Stazjia’s Commentary

At last some moderately good news

Posted on: October 17, 2008

This year, up to September, food prices in the UK rose by 9%. Much of the rise was a combination of increased oil prices, poor harvests and a trend for crops to be produced for bio-fuels. Now prices are beginning to either fall or rise more slowly.

Generally harvests around the world have improved this year, although some crops in the UK have suffered from the wet summer. Even so, fruit and vegetables prices have fallen by an average of 5.9%. A factor in price reductions has been increasing numbers of consumers buying from discount supermarkets with Aldi seeing an increase in customers numbers of 21%. Stores like Tesco and Sainsburys have had to bring down prices to hold on to customers.

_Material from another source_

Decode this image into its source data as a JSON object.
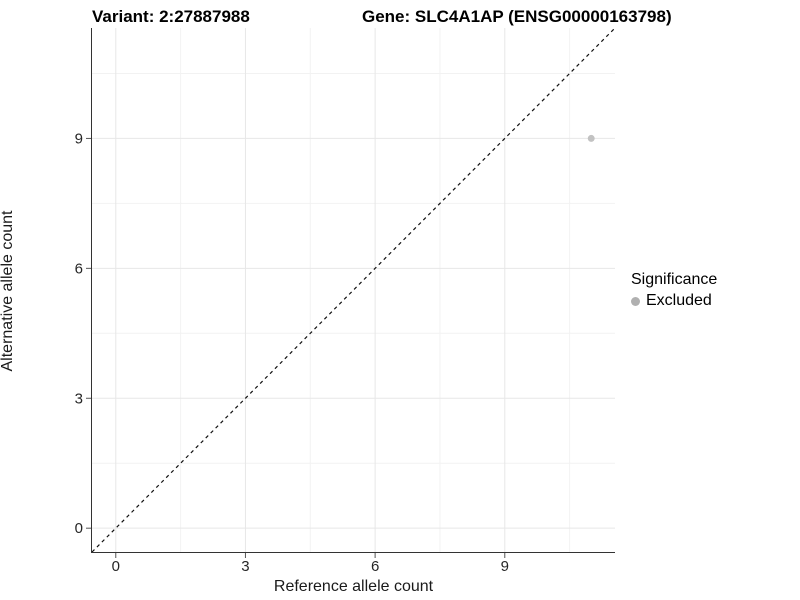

Another trend in the UK has been a switch by shoppers from higher priced foods, for example, buying minced (ground) beef instead of steak. Even Waitrose, one of the UK’s higher priced supermarkets, have started selling cheaper cuts of meat like ox cheek and pigs’ trotters.

Petrol (Gas) Prices
Today Brent Crude Oil is selling for $68 a barrel, a big drop from its record high of $147 a barrel in July this year. Finally, we are beginning to see a fall in prices for motorists at the pumps.

Yesterday Gordon Brown told petrol retailers they should be dropping their prices to below £1 (British pound) per litre. He said there was too much variation throughout the country with some petrol stations charging £1.20 per litre while two supermarkets, Asda and Morrisons, are charging 99p (pence) .  The Automobile Association (AA) in the UK has released a statement today saying that prices of petrol in Britain have fallen faster than the summer increase. With average prices in mid September of just over £1.24 per litre as opposed to an average of just over £1.17 today, The AA said, “The 6.48 pence petrol price change compares with the record 5.6 pence increase in June.”

Now we just have to hope that companies pass on these savings in their own costs to consumers. If they don’t, their sales will almost certainly suffer with increasing worries about job security and rises in the cost  of mortgages.